No plano daquilo que está causando polêmica maior — a aplicação da PEC aos membros do STF, que, com isso, poderão permanecer mais 5 anos na judicatura — causa espanto que no mundo todo os tribunais caminham no sentido de estabelecer mandatos fixos para os juízes das supremas cortes. Só aqui é que, em vez de discutir isso a fundo, queremos fazer isso de forma genérica. Não dá para aceitar que a discussão seja posta desse modo. Sendo mais simples: tudo a está a indicar que os parlamentares, para conseguirem uma extensão do tempo de serviço dos membros dos tribunais superiores — e, por favor, todos sabemos a motivação já desde 2005 quando surgiu a PEC — constroem uma emenda para todo o serviço público (até porque não poderiam fazer uma PEC dirigida, explicitamente, aos tribunais superiores). Em nenhum momento o Parlamento demonstrou o contrário disso que estou falando. Um detalhe: se a PEC vem se arrastando desde 2005 e estando o Parlamento com nova composição (o senado com um terço renovado), não necessitaria o assunto voltar às comissões respectivas? Ao que vi no site da Câmara, a última movimentação foi em junho de 2006, portanto, nove anos atrás. Isso não é relevante? Como “aproveitar” o que já foi votado nessa PEC depois de tantos anos e várias legislaturas? Portanto, esse assunto deveria partir do zero. No mínimo para que os novos parlamentares possam discutir a matéria. Como “desarquivar” (não importa, aqui, se a matéria é ou não sujeita a arquivamento) desse modo? Mesmo que haja alguma brecha no regimento interno, não parece que essa normativa permissiva seja compatível com a principiologia constitucional (soberania popular, democracia representativa, etc; afinal, um novo parlamento não pode simplesmente sufragar o que outras composições fizeram anos atrás). Bingo, pois não? Obs: aliás, há algo mais confuso que o Regimento Interno da Câmara dos Deputados ou do Senado?
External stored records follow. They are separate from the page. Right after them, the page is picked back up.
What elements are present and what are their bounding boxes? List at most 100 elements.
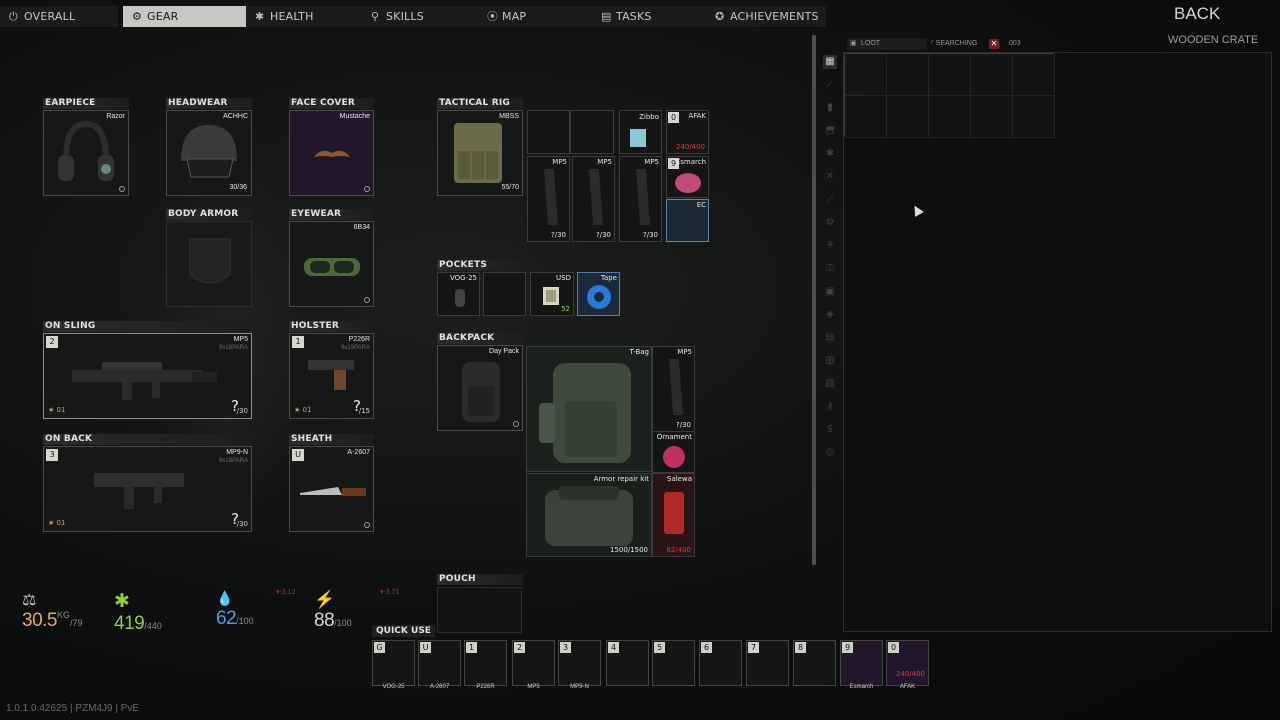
quick-slot-label: MP9-N (570, 684, 589, 690)
loot-cell[interactable] (1013, 96, 1055, 138)
loot-cell[interactable] (887, 96, 929, 138)
backpack-item-armor-repair-kit[interactable]: Armor repair kit 1500/1500 (526, 473, 652, 557)
backpack-slot[interactable]: Day Pack (437, 345, 523, 431)
filter-money-icon[interactable]: $ (823, 423, 837, 437)
loot-tab[interactable]: ▣ LOOT (847, 38, 927, 50)
magazine-icon (669, 359, 683, 415)
tab-tasks[interactable]: ▤ TASKS (592, 6, 708, 27)
rig-item-zibbo[interactable]: Zibbo (619, 110, 662, 154)
filter-special-icon[interactable]: ⚷ (823, 400, 837, 414)
rig-cell-empty[interactable] (527, 110, 570, 154)
on-back-slot[interactable]: 3 MP9-N 9x19PARA ★ 01 ? /30 (43, 446, 252, 532)
pocket-item-usd[interactable]: USD 52 (530, 272, 574, 316)
sheath-slot[interactable]: U A-2607 (289, 446, 374, 532)
quick-slot-key: 4 (608, 642, 619, 653)
quick-slot-key: 3 (560, 642, 571, 653)
earpiece-slot[interactable]: Razor (43, 110, 129, 196)
filter-barter-icon[interactable]: ◈ (823, 308, 837, 322)
filter-containers-icon[interactable]: ▣ (823, 285, 837, 299)
mustache-icon (314, 150, 350, 157)
back-button[interactable]: BACK (1174, 4, 1220, 24)
filter-weapons-icon[interactable]: ⟋ (823, 78, 837, 92)
quick-slot-7[interactable]: 7 (746, 640, 789, 686)
energy-bolt-icon: ⚡ (314, 590, 336, 609)
quick-slot-U[interactable]: U (418, 640, 461, 686)
rig-item-afak[interactable]: 0 AFAK 240/400 (666, 110, 709, 154)
rig-item-mp5-mag[interactable]: MP5 ?/30 (619, 156, 662, 242)
filter-armor-icon[interactable]: ▤ (823, 331, 837, 345)
backpack-item-mp5-mag[interactable]: MP5 ?/30 (652, 346, 695, 432)
filter-maps-icon[interactable]: ▧ (823, 377, 837, 391)
tab-gear[interactable]: ⚙ GEAR (123, 6, 251, 27)
quick-slot-3[interactable]: 3 (558, 640, 601, 686)
backpack-item-ornament[interactable]: Ornament (652, 431, 695, 473)
quick-slot-0[interactable]: 0 240/400 (886, 640, 929, 686)
filter-tools-icon[interactable]: ✕ (823, 170, 837, 184)
face-cover-slot[interactable]: Mustache (289, 110, 374, 196)
backpack-item-salewa[interactable]: Salewa 82/400 (652, 473, 695, 557)
lighter-icon (630, 129, 646, 147)
filter-melee-icon[interactable]: ⟋ (823, 193, 837, 207)
quick-slot-1[interactable]: 1 (464, 640, 507, 686)
holster-slot[interactable]: 1 P226R 9x19PARA ★ 01 ? /15 (289, 333, 374, 419)
person-icon: ⏻ (9, 10, 18, 23)
headwear-slot[interactable]: ACHHC 30/36 (166, 110, 252, 196)
quick-slot-6[interactable]: 6 (699, 640, 742, 686)
mod-star-icon: ★ 01 (294, 406, 312, 414)
quick-slot-9[interactable]: 9 (840, 640, 883, 686)
filter-medical-icon[interactable]: ✱ (823, 147, 837, 161)
loot-cell[interactable] (1013, 54, 1055, 96)
slot-title-pouch: POUCH (437, 574, 523, 585)
loot-grid[interactable] (844, 53, 1055, 138)
loot-cell[interactable] (971, 54, 1013, 96)
filter-mods-icon[interactable]: ⬒ (823, 124, 837, 138)
rig-item-mp5-mag[interactable]: MP5 ?/30 (572, 156, 615, 242)
filter-info-icon[interactable]: ▥ (823, 354, 837, 368)
quick-slot-G[interactable]: G (372, 640, 415, 686)
inventory-scrollbar[interactable] (812, 35, 816, 565)
helmet-icon (181, 125, 237, 178)
weight-stat: ⚖ 30.5KG/79 (22, 592, 83, 631)
cancel-search-button[interactable]: ✕ (989, 39, 999, 49)
pocket-slot-empty[interactable] (483, 272, 526, 316)
mod-star-icon: ★ 01 (48, 519, 66, 527)
tactical-rig-slot[interactable]: MBSS 55/70 (437, 110, 523, 196)
filter-food-icon[interactable]: ⚘ (823, 239, 837, 253)
on-sling-slot[interactable]: 2 MP5 9x19PARA ★ 01 ? /30 (43, 333, 252, 419)
pocket-item-vog25[interactable]: VOG-25 (437, 272, 480, 316)
tab-map[interactable]: ⦿ MAP (478, 6, 592, 27)
check-icon (119, 186, 125, 192)
tab-achievements[interactable]: ✪ ACHIEVEMENTS (706, 6, 826, 27)
loot-cell[interactable] (929, 54, 971, 96)
tab-overall[interactable]: ⏻ OVERALL (0, 6, 118, 27)
loot-cell[interactable] (929, 96, 971, 138)
loot-cell[interactable] (845, 54, 887, 96)
filter-keys-icon[interactable]: ⚿ (823, 262, 837, 276)
tab-health[interactable]: ✱ HEALTH (246, 6, 364, 27)
tab-skills[interactable]: ⚲ SKILLS (362, 6, 478, 27)
rig-item-esmarch[interactable]: 9 Esmarch (666, 156, 709, 198)
slot-title-headwear: HEADWEAR (166, 98, 252, 109)
rig-cell-empty[interactable] (570, 110, 614, 154)
rig-item-ec[interactable]: EC (666, 199, 709, 242)
rig-item-mp5-mag[interactable]: MP5 ?/30 (527, 156, 570, 242)
filter-other-icon[interactable]: ◎ (823, 446, 837, 460)
quick-slot-8[interactable]: 8 (793, 640, 836, 686)
body-armor-slot[interactable] (166, 221, 252, 307)
eyewear-slot[interactable]: 6B34 (289, 221, 374, 307)
pouch-slot[interactable] (437, 587, 522, 633)
pocket-item-tape[interactable]: Tape (577, 272, 620, 316)
quick-slot-5[interactable]: 5 (652, 640, 695, 686)
ornament-icon (663, 446, 685, 468)
gear-icon: ⚙ (132, 10, 143, 23)
loot-cell[interactable] (887, 54, 929, 96)
filter-ammo-icon[interactable]: ▮ (823, 101, 837, 115)
backpack-item-tbag[interactable]: T-Bag (526, 346, 652, 472)
quick-slot-2[interactable]: 2 (512, 640, 555, 686)
filter-all-icon[interactable]: ▦ (823, 55, 837, 69)
filter-gear-icon[interactable]: ⚙ (823, 216, 837, 230)
loot-cell[interactable] (845, 96, 887, 138)
quick-slot-4[interactable]: 4 (606, 640, 649, 686)
loot-cell[interactable] (971, 96, 1013, 138)
quick-slot-key: 8 (795, 642, 806, 653)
Ouvindo falar disso tudo, lembro do filme O Curioso caso de Benjamin Button, cujo ciclo da vida se fez ao contrário. Por uma rara doença, ele nasceu velho e foi ficando jovem na medida em que o tempo passava. Quem sabe a PEC da Bengala (cujo nome, como disse, abomino por ser preconceituoso) não deva ser chamada de A Curiosa PEC Benjamin Button. Vejam o filme e entenderão. Ela — a PEC — já nasce velha. E por que? Porque parece repleta da velha política. Igualzinho a coisas como “orçamento impositivo”. Ora, obrigar o governo a liberar o dinheiro das emendas parlamentares não me parece ser uma prática nova, certo? Dezesseis milhões por parlamentar? É disso que se trata? Qual é a prognose disso? O porteiro do Supremo Tribunal Federal deveria declarar essa emenda inconstitucional (aprovada no dia 10 último).
Esse é o problema: quando Benjamin fica velho, fica tão jovem que desaparece.
Post scriptum: Li na ConJur que um dos réus da "lava jato" (Carlos Alberto Pereira da Costa) é defendido pela Defensoria Pública da União. Pois é. Deve ter comprovado a sua hipossuficiência, pois não? Ou isso não mais é necessário? Revogaram (também) o dispositivo da Constituição que diz que a Defensoria defende os hipossuficientes? Ou, no caso concreto, o referido acusado na "lava jato" está “testando o sistema”?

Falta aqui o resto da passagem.